Por: Víctor Cáceres Lara
El 11 de enero de 1862 a las cinco de la madrugada, el salvadoreño Cesareo Aparicio disparó su carabina contra el cuerpo del Presidente del Estado, Capitán General Santos Guardiola, produciéndole una herida mortal en el abdomen.
El progresista mandatario, gran patriota, celoso defensor de las libertades públicas y cuidadoso guardián de la integridad territorial, ya moribundo, saltó sobre el asesino y le arrebató la bayoneta de su rifle para intentar defenderse. La herida recibida era desgraciadamente mortal, el gran militar cayó al suelo y a continuación empezó a agonizar en los brazos de su hija Guadalupe, quien había acudido al lugar de la tragedia: la puerta de entrada del edificio residencia del Presidente en la ciudad de Comayagua justamente donde estuvo luego el presidio de la ex capital.
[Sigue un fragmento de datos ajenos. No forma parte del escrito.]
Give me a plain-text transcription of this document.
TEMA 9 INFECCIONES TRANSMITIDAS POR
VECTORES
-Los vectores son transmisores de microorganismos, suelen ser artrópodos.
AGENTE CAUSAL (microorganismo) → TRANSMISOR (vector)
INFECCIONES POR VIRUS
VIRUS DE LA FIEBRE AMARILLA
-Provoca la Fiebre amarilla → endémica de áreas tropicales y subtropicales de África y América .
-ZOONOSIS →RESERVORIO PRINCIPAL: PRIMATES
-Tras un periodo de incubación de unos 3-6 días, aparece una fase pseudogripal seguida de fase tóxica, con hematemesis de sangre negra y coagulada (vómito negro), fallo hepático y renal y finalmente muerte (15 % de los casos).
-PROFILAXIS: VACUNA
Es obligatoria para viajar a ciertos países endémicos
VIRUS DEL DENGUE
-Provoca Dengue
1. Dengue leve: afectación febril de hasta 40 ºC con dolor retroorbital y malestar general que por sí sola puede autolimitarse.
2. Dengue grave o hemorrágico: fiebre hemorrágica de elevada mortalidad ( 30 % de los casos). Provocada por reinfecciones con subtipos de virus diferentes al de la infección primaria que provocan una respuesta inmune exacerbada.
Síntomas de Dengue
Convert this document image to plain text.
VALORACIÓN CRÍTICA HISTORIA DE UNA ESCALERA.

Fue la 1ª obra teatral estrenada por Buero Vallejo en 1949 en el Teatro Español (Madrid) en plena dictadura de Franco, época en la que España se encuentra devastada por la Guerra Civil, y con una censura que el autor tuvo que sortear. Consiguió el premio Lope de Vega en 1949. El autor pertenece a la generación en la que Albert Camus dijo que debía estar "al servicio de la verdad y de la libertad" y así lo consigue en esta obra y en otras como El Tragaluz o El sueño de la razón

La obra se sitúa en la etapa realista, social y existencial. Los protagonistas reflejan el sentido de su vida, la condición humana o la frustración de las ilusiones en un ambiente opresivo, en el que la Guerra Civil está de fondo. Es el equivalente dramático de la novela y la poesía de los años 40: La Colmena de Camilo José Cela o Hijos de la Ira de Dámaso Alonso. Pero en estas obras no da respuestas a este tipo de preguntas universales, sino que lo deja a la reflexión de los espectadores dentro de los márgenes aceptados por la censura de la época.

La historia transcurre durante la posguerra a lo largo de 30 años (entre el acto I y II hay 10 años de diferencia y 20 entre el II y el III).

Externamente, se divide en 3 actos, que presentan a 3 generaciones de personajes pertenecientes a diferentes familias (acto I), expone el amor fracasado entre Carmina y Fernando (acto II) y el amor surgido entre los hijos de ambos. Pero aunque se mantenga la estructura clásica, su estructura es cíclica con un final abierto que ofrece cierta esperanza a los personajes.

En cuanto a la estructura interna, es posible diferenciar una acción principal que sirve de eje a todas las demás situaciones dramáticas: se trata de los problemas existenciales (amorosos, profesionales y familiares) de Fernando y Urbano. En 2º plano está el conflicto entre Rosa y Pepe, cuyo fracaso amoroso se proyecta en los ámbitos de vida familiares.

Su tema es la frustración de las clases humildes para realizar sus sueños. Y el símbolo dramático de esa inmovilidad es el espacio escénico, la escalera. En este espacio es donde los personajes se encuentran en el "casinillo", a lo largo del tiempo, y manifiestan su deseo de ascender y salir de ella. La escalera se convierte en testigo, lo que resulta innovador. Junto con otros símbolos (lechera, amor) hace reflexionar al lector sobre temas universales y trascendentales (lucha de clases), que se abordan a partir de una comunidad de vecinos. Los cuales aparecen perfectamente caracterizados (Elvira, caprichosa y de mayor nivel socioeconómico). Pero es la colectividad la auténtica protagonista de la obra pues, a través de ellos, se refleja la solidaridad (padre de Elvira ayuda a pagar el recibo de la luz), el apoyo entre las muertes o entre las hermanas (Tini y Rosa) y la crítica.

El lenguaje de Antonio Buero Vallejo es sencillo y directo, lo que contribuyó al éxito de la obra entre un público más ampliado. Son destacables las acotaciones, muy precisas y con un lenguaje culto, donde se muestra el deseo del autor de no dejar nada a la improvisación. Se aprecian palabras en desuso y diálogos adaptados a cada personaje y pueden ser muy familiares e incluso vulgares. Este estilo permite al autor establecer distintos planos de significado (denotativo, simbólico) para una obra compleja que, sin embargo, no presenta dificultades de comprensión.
Aparicio se dio cuenta de que el Presidente se encontraba aún con vida y, puñal en mano, se lanzó contra él para rematarlo, pero la víctima le dijo en medio de los estertores de la muerte:
—“¡Basta ya, no es necesario!”—
El crimen había venido siendo preparado cuidadosamente por Pablo Agurcia, Mayor de Plaza de la ciudad. El mismo Aparicio había herido de muerte, el 10 de enero, al jefe de la Guardia Presidencial, Coronel Hipólito Zafra Valladares, y en la continuación del plan, Agurcia procedió a sustituir en la guardia a los elementos leales a Guardiola por asesinos listos para cometer el magnicidio. Al Presidente le hicieron saber el peligro que corría, pero él abundó en demostraciones de afecto y confianza que tenía cifradas en el Mayor de la Plaza.
La costurera del Palacio, Aniceta Lemus, expresó la desconfianza que le inspiraban los movimientos sospechosos en la guardia, pero no fue escuchada. De ese modo, cuando los asesinos tocaron las puertas y dijeron a grandes voces que algo grave pasaba en el Cuartel, el General Guardiola, pese a las prevenciones que le hacía su esposa doña Anita, se levantó en ropas menores, fue a abrir la puerta y se encontró así inerme ante sus asesinos.
El crimen no ha sido aún totalmente esclarecido y parece evidente que hubo dinero e intrigas de un país vecino de por medio, y hasta se afirma que intereses de una potencia de ultramar jugaron en la tragedia. El responsable directo de la muerte fue Cesareo Aparicio; el director intelectual Pablo Agurcia, y estaban comprometidos en el hecho Wenceslao Agurcia, Nicolás Romero, Juan Antonio Pantoja, Pedro Amador y Miguel Juanes. Algunos de ellos tuvieron muerte violenta poco más tarde; otros fueron capturados por el General Casto Alvarado, el Senador Francisco Montes, don Rafael Padilla y don Teodoro Aguiluz, y fusilados en la ciudad de Comayagua en forma sumaria cuando ejercía el mando provisional el Senador José María Medina en febrero del mismo año de 1862.